「村上春樹にご用心」


長年のハルキストの私ですが、本人の著作はもちろんですが、解説本の類いも結構読みます。
でも、たいがいはいろいろ屁理屈や難癖を付けているかのような評論家の意見を、
「まま、こういう読み方もあるわな」
「ま、深読みすればそう言えんこともないわな」
ぐらいにしか受け取らず、あくまでも参考程度。それを読むことによって、もう一度本編を読み返してみたくなる動機付けに利用しているようなところもあります。
しかし、ウチダ先生のハルキ論は、ちょうど自分も本編を読んだ時に感じていたことを、うまく言語化できずに心の隅に残っていた感情を的確に表してくれているようで、
「そうそう、これ読んだ時、自分もそう思ってた!」
と、諸手を挙げて同意したくなるような論が、しかも非常に平易な文体でわかりやすく展開されています。

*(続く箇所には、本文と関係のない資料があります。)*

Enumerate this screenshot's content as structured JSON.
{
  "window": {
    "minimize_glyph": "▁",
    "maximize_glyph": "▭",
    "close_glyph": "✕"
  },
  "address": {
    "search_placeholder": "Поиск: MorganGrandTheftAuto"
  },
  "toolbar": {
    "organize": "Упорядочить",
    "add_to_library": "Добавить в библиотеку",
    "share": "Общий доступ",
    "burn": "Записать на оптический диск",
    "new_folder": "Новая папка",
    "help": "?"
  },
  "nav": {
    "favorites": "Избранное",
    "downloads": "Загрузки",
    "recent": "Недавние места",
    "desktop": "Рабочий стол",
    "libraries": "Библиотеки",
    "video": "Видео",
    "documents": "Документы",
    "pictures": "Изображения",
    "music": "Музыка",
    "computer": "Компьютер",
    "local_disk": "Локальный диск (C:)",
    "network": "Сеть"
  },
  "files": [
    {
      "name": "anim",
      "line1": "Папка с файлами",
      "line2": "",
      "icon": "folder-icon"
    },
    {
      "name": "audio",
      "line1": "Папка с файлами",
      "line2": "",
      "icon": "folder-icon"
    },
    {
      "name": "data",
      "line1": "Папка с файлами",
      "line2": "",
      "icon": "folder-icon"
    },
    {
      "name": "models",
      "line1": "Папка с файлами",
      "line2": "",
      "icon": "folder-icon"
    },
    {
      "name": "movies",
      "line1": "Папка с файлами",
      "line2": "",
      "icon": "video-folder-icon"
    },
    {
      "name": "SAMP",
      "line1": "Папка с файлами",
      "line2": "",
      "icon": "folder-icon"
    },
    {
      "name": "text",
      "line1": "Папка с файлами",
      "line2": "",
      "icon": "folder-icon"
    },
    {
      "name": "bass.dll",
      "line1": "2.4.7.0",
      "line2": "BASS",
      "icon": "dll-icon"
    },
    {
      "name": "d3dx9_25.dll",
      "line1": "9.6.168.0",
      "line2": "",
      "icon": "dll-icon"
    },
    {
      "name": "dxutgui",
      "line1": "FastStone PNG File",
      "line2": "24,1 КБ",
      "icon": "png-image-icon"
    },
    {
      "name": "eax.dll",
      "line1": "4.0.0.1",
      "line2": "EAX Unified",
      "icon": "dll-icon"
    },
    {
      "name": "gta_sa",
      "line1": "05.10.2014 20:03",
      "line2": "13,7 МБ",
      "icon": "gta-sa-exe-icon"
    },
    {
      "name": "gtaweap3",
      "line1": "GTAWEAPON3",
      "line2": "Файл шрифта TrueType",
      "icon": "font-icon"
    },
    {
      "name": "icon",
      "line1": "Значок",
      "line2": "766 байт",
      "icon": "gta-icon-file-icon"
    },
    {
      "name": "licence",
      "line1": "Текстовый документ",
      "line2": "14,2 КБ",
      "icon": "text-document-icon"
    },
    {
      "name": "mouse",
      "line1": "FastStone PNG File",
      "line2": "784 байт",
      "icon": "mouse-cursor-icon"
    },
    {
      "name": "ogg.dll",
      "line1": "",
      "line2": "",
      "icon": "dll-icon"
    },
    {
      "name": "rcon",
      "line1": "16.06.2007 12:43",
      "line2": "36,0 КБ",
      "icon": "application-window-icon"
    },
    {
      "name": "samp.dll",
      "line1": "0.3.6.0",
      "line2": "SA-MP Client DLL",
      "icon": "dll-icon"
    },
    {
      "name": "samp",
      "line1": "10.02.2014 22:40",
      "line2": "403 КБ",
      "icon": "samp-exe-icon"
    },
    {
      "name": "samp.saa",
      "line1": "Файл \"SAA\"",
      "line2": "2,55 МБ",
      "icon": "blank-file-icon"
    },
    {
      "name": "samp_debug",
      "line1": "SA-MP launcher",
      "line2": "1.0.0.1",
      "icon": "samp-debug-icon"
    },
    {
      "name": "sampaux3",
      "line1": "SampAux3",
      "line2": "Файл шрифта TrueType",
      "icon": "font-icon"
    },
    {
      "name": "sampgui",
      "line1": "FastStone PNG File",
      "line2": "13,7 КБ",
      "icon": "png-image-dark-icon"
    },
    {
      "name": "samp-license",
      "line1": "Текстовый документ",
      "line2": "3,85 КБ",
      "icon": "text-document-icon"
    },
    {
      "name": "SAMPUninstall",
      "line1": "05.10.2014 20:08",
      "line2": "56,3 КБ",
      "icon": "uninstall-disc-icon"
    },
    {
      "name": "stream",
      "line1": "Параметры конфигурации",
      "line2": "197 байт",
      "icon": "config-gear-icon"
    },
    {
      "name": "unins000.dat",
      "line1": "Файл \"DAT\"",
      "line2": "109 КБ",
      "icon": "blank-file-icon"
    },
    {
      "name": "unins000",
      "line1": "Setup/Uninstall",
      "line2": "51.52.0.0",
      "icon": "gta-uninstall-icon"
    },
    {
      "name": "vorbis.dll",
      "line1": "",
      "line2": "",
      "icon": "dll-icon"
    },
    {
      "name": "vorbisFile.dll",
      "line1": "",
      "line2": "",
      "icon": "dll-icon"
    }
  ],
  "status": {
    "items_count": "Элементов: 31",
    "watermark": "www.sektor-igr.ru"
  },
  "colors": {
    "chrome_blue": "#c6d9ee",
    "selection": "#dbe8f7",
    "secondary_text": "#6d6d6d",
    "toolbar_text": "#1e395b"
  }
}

ブログに書き綴ったものをまとめたという本書の敷居の低さも、他の、いわゆる村上春樹解説本とは一線を画しているところなのでしょう。
いや面白くてすいすい読んじゃった。
あまりにメジャー過ぎる存在になってしまい、「村上春樹好きなんですよ」と言うのもなんか恥ずかしくすら思えてしまう風潮の中、やっぱりいいものはいいと言える勇気を与えてくれる一冊です。